Von der letzten Reise zum Mardi Gras nach New Orleans über das DJ Master Mischpult von Pioneer bis hin zur Leistung einzelner Spieler bei der EM: Bei Meinungsmachern wie Ciao.com und dooyoo.de ist praktisch alles einen Kommentar wert. Ziel dieser Portale ist es, Ratsuchende und Experten zu den unterschiedlichsten Fragen und Themen zusammenzuführen. Jeder, der Informationen zu Produkten oder Dienstleistungen sucht, wird laut Werbung auf Meinungsportalen fündig. Und so ganz unrecht haben die Werbetreibenden mit dieser Einschätzung tatsächlich nicht, denn sowohl die Zahl der Nutzer als auch die der bereits veröffentlichten Meinungen, sind beträchtlich: Dooyoo besitzt nach eigenen Angaben 180.000 Mitglieder und 260.000 Meinungen zu 130.000 verschiedenen Produkten. Konkurrent Ciao.com verfügt sogar über 200.000 registrierte Mitglieder und über 500.000 Meinungen zu 180.000 Produkten. Kleine Einschränkung: Die höheren Nutzerzahlen bei Ciao.com resultieren zum Teil aus Doppelnennungen aufgrund der vor einigen Monaten erfolgten Fusion mit dem ehemaligen Wettbewerber Amiro als Folge erster Konzentrationserscheinungen am deutschen Markt. Auch der Ursprung der Meinungsportale liegt – wie so viele andere Business-Ideen im E-Commerce – in den USA: Dort gilt das amerikanische Unternehmen Epinions als First Mover und konnte im April sein einjähriges Jubiläum feiern.
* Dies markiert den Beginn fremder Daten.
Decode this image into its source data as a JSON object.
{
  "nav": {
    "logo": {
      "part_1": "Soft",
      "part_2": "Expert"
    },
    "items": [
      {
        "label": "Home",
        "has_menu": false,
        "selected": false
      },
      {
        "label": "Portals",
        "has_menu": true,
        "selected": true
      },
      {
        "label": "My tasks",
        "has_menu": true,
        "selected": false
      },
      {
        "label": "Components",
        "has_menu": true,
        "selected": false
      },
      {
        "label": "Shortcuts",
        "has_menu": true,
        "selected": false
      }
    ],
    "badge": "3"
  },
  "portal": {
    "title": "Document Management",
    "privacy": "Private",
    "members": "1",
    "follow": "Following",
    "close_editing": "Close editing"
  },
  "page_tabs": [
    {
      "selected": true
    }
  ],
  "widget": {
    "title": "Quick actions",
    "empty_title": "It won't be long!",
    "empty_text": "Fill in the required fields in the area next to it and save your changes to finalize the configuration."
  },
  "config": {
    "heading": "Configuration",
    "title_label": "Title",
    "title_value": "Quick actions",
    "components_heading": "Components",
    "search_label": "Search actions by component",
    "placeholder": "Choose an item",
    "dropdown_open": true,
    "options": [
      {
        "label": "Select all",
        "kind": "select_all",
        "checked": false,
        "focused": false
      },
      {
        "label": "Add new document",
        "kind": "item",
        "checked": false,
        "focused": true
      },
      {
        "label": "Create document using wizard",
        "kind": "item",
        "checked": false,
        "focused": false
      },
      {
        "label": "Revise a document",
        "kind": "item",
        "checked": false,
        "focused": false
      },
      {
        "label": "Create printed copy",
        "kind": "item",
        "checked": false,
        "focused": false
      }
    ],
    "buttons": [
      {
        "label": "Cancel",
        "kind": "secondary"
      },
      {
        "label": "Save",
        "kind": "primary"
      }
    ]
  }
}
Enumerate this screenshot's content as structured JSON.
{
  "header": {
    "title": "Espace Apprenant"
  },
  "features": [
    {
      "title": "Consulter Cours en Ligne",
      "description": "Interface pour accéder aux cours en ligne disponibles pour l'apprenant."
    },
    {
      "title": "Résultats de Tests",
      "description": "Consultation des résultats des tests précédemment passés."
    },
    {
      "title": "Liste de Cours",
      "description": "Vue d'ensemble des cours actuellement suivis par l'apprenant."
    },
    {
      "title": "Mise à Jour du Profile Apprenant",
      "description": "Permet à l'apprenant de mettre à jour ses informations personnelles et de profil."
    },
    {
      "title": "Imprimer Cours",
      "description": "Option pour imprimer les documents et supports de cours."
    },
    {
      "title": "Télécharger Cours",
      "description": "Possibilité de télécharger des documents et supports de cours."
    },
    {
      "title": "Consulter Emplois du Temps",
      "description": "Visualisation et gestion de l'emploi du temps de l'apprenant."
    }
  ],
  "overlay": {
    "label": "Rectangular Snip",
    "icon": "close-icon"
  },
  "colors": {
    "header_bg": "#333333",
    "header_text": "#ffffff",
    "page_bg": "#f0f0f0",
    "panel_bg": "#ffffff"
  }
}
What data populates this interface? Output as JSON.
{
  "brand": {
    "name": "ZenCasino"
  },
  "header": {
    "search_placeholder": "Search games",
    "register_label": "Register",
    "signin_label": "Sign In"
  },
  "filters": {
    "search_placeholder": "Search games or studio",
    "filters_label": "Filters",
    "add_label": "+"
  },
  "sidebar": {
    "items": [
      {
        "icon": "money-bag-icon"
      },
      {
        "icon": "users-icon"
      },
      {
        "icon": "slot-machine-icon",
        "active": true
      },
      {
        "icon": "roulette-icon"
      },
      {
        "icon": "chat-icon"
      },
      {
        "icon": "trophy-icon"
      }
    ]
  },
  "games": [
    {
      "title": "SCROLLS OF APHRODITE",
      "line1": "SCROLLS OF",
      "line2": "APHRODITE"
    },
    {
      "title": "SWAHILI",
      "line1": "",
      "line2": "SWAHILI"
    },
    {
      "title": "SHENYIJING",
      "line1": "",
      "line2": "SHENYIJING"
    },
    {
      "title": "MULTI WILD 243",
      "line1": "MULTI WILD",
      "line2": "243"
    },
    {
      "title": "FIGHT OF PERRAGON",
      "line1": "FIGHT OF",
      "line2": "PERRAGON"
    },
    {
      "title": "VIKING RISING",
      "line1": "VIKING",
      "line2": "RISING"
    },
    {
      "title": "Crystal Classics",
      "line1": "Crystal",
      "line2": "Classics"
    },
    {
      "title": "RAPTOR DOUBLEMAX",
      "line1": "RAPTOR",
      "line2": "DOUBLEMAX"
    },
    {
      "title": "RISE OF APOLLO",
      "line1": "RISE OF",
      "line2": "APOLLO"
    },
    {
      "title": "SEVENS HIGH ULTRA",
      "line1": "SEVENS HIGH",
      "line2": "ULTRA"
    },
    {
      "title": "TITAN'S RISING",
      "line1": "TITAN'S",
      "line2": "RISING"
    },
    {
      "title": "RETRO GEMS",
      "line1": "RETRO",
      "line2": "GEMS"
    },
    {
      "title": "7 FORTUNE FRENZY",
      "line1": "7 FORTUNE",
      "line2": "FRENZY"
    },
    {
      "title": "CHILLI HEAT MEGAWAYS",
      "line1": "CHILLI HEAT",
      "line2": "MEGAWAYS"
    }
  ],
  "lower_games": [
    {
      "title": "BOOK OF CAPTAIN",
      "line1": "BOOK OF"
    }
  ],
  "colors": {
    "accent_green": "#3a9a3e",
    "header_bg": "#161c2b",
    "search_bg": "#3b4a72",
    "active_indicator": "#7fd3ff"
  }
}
Die deutschen Pendants starteten fast zeitgleich im Spätsommer/Herbst 1999.

Die beeindruckende Menge an Produkteinschätzungen und Beurteilungen von Dienstleistungen mit denen sich die Meinungsportale rühmen, kommt nicht von ungefähr: So wird jede publizierte Meinung von den Betreibern belohnt, entweder mit Bargeld (Ciao) oder per Webmiles (Dooyoo). Reich wird man damit zwar nur schwerlich, doch ein ansehnliches Taschengeld lässt sich allemal verdienen. Vor allem in der Entstehungsphase bezahlten die Portale ihre Nutzer für deren publizierte Meinungen geradezu fürstlich. Daher nutzten auch viele fleißige Produkttester naheliegende „Synergieeffekte“ und veröffentlichten ihre Meinung gleich dreifach: Bei dooyoo, amiro und bei ciao. Mittlerweile ist den Meinungsportalen jedoch nicht mehr in erster Linie an Quantität sondern vielmehr an Qualität gelegen. Dies findet seine Entsprechung vor allem in einer Modifikation des Prämiensystems. Die pauschalen „Belohnungen“ wurden heruntergesetzt. So erhält der User bei Ciao.com mit der Anmeldung ein „Begrüßungsgeld“ in Höhe von 5 DM auf sein Ciao.com-Konto überwiesen. Für jede akzeptierte Meinung werden dann 0,50 DM fällig und weitere 0,10 DM für jeden Abruf der Meinung durch ein Ciao-Mitglied. Beim Konkurrenten dooyoo bekommt der fleißige Schreiber für seine Bemühungen Aufwandsentschädigungen in Form von Webmiles. Für jede selbst verfasste Meinung gibt es 2 Webmiles, wenn ein Mitglied den Standpunkt liest eine Webmile. Eine Webmile besitzt dabei einen Gegenwert von 0,06 DM. Diese Bonuspunkte können dann wiederum bei den Partnersites in Waren oder Dienstleistungen umgetauscht werden. Angesichts der immensen Kosten, die aufwendige Marketingaktivitäten und die Beschaffung von attraktivem Content generell im Bereich E-Commerce verursachen, ist der finanzielle Aufwand den das Prämiensystem der Meinungsportale erfordert vergleichsweise gering: So erwartet Ciao.com für dieses Jahr Provisionszahlungen an seine Mitglieder in Höhe von 1,5 Millionen DM.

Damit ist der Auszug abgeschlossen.